Alcantara went to his left and his right with ease while a gusting wind out to center kept things interesting. He made four putouts on the afternoon, begging the question which position he would like to play.

"It doesn’t matter," Alcantara said. "I just want to be in the lineup that day. I just want to play the game."

Undoubtedly, he would be more comfortable in the infield, where he’s played shortstop and second base in the minors. Renteria wouldn’t publicly commit to Alcantara starting on Sunday, but it would be a shock if the player with seven hits in his first 18 at-bats (.389) isn’t in the lineup the day before the All-Star break begins. He’s scored five runs in his first four games, setting the table at the top of the lineup, as he did with a leadoff double on Saturday. That was long before the game got out of hand.

"It’s something special for me," Alcantara said of being in the big leagues. "I can’t explain it to you."

So, will he stay with the Cubs after the break? That’s all anyone wants to know.

"We’ll have conversations," Renteria said before the game. "I can’t tell you when, but I’m sure we’ll have conversations."

The Cubs have several options. The simplest one might be to send a pitcher down to the minors, as they’ve carried 13 for much of the season. With the All-Star break, their relief corps will be well rested, and the need to baby arms after the four-day break might not be as necessary right away. By the time it does, the trade deadline will be upon us and the Cubs will undoubtedly make a move or two with a position player. That would open the spot for Alcantara to stay.

If the Cubs need to play Emilio Bonifacio to show teams he’s healthy when he returns, or even Darwin Barney to show them he’s still viable, then so be it. Nothing is written that Alcantara has to start every day -- as much as anyone watching the Cubs wants it.

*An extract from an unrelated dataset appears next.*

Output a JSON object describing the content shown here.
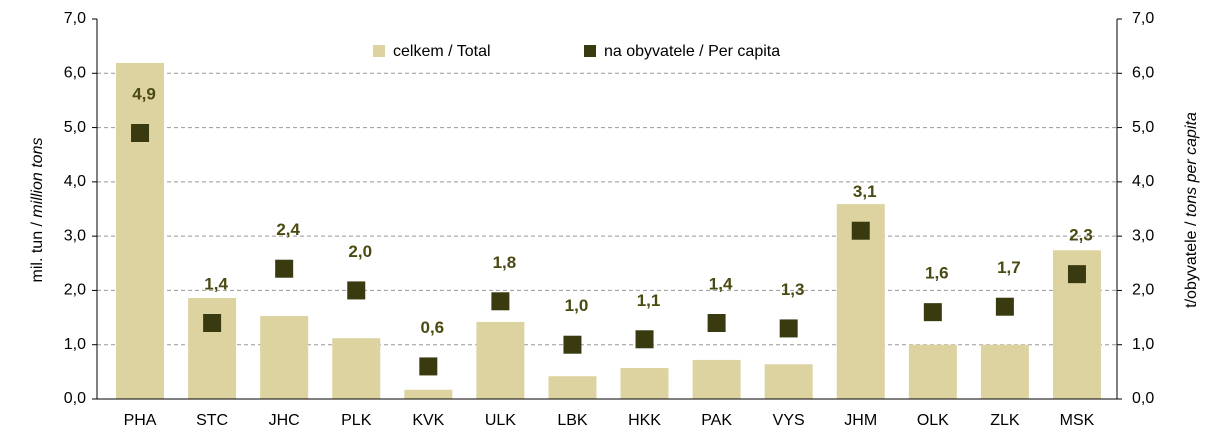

"When we get together as an organization and discuss those things, we have to take in a lot of factors," Renteria said. "We’ll come to a good conclusion, sound decision. That’s best for us as a club and best for the organization."

Or the Cubs could send Junior Lake or Mike Olt down to the minors in light of their struggles. Or maybe the Cubs will make a deal during the break. The front office has stated on many occasions that once the Cubs promote, they don’t want to go backward. After changing their minds about Alcantara going back to the minors when Barney came off paternity leave, the writing should be on the wall. Keep him.

"Whatever they want me to," Alcantara said. "I don’t expect that [staying]. I just try to play good baseball."